Юргенсону он писал в выражениях гораздо более грубых: «Милый друг! Я раздумал устраивать свидание с А[нтониной] И[вановной]. Ей-богу не в силах. Боюсь, что она скажет что-нибудь такое, что я выйду из себя и в пылу ненависти, которую ее письмо раздуло, — я задушу ее. Право, это возможно. Уж слишком она мне отвратительна. Пожалуйста, прочти посылаемое ей мной письмо и если ничего против него не имеешь, то пошли вместе с билетом на концерт Рубинштейна. <…> Пошли ей билет, какой она просит; прилагаю для сего 3 рубля». Столь пустячный повод (из-за трехрублевого билета), раздутый Юргенсоном, не делает чести обоим — ни издателю, ни композитору, но доказывает, что любое напоминание Милюковой о себе вызывало в Чайковском взрыв неуправляемых эмоций, особенно когда Антонина касалась его неортодоксальных вкусов. Впрочем, через несколько дней жизнь снова вошла в привычное русло.
Двадцать восьмого декабря Петр Ильич выехал в Петербург, чтобы встретить новый, 1890 год с Модестом, Люсьеном Гитри и его женой Анжеле (оба были актерами Михайловского театра) в ресторане Лейнера. 2 января состоялась генеральная репетиция балета в присутствии Александра III. Роскошно поставленный спектакль, с великолепными декорациями, костюмами и лучшими артистами в сочетании с совершенной музыкой Чайковского произвел на зрителей неотразимое впечатление. Это был настоящий зрелищный праздник. Император, видимо, несколько ошеломленный увиденным, смог сказать композитору только, что это «очень мило». Тот, ожидавший большего, был разочарован и записал в дневнике: «Его Величество третировал меня очень свысока. Господь с ним». На следующий день представление балета прошло с небывалым успехом, что сразу было отмечено всеми петербургскими газетами. Петр Ильич, не колеблясь, поставил «Спящую красавицу» в ряд лучших своих творений. Он воспринимал этот балет как некую симфонию в танце, в которой выразил свои чувства по отношению к судьбе, человеку, к жизни и где смог ярко показать, что в поединке судьбы и жизни победа остается на стороне последней.
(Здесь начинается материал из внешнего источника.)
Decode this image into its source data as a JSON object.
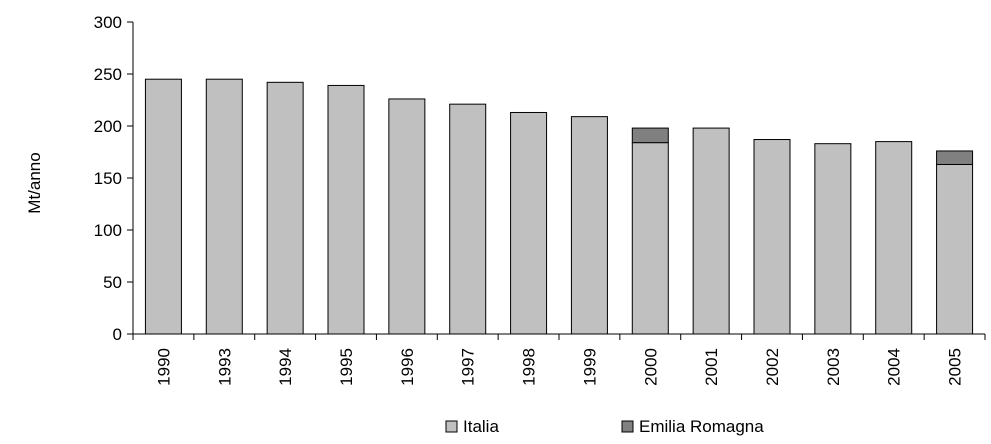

Четвертого января Чайковский уехал в Москву уставший, неспокойный, озабоченный новым оперным заказом, а 11 января вернулся в столицу, на этот раз уже проездом в Берлин, и отправился затем во Флоренцию, куда прибыл 18 января. Он выбрал Флоренцию, вспоминая о зиме 1878 года, когда в спокойной, идеальной для сосредоточенной работы обстановке заканчивал Первую сюиту и начинал «Орлеанскую деву». Красота и памятники искусства города на реке Арно были ему сейчас безразличны. Он поселился в гостинице «Вашингтон». В его распоряжении были четыре небольшие комнаты с окнами, выходящими на реку, и молодой слуга Модеста Назар Литров, с удовольствием согласившийся ухаживать за барином и безбоязненно последовавший с ним за границу (Алеша не мог его сопровождать из-за того, что жена его умирала от туберкулеза и дни ее были сочтены).
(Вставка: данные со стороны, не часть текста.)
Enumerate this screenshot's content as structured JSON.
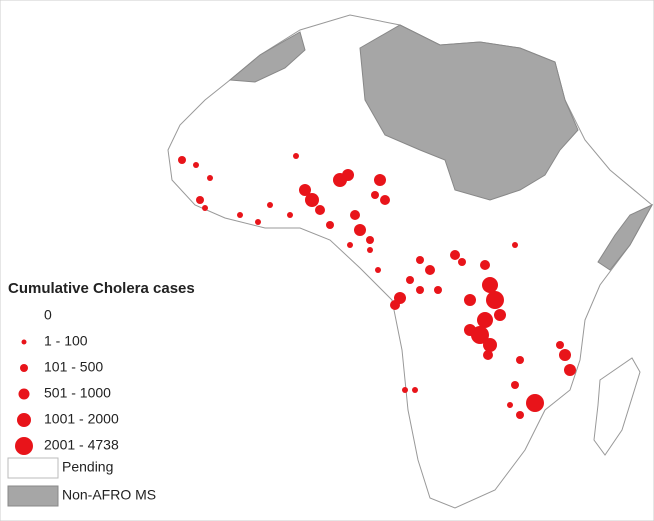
{
  "legend": {
    "title": "Cumulative Cholera cases",
    "items": [
      "0",
      "1 - 100",
      "101 - 500",
      "501 - 1000",
      "1001 - 2000",
      "2001 - 4738"
    ],
    "pending": "Pending",
    "non_afro": "Non-AFRO MS"
  }
}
Рабочий день композитора во Флоренции почти не отличался от обыкновенного: он вставал около восьми утра, работал в два приема, разделяя их полдником и длительной прогулкой, обедал в семь вечера, затем отдыхал — читал, посещал театр, писал письма или, что с ним тоже случалось, просто скучал. «Иногда пишется очень легко, иногда не без усилия. Впрочем, усилие есть, быть может, последствие желания написать как можно лучше и не довольствоваться первой попавшейся мыслью», — писал он Модесту 6/18 февраля. Сочинение оперы «Пиковая дама» длилось сорок четыре дня. 3/15 марта в дневнике появилась деловая, но ликующая запись: «Проснулся в 6 час[ов]. После чая кончил интродукцию. Перед обедом все кончил». Он много гулял с Назаром, ухаживал за ним, когда тот серьезно ушиб ногу и какое-то время не мог ходить, слушал мальчика-певца Фердинандо, певшего под его окнами, и развлекался, как обычно развлекался в Италии. В дневнике среди ежедневных записей встречается одна весьма любопытная, причем написанная по-французски: «Я думаю, что Назар, этот славный парень, очень любопытен и забавляется тем, что разбирает то, что пишет на этих страницах его случайный хозяин. Впредь я буду писать по-французски». Впрочем, это намерение он не осуществил.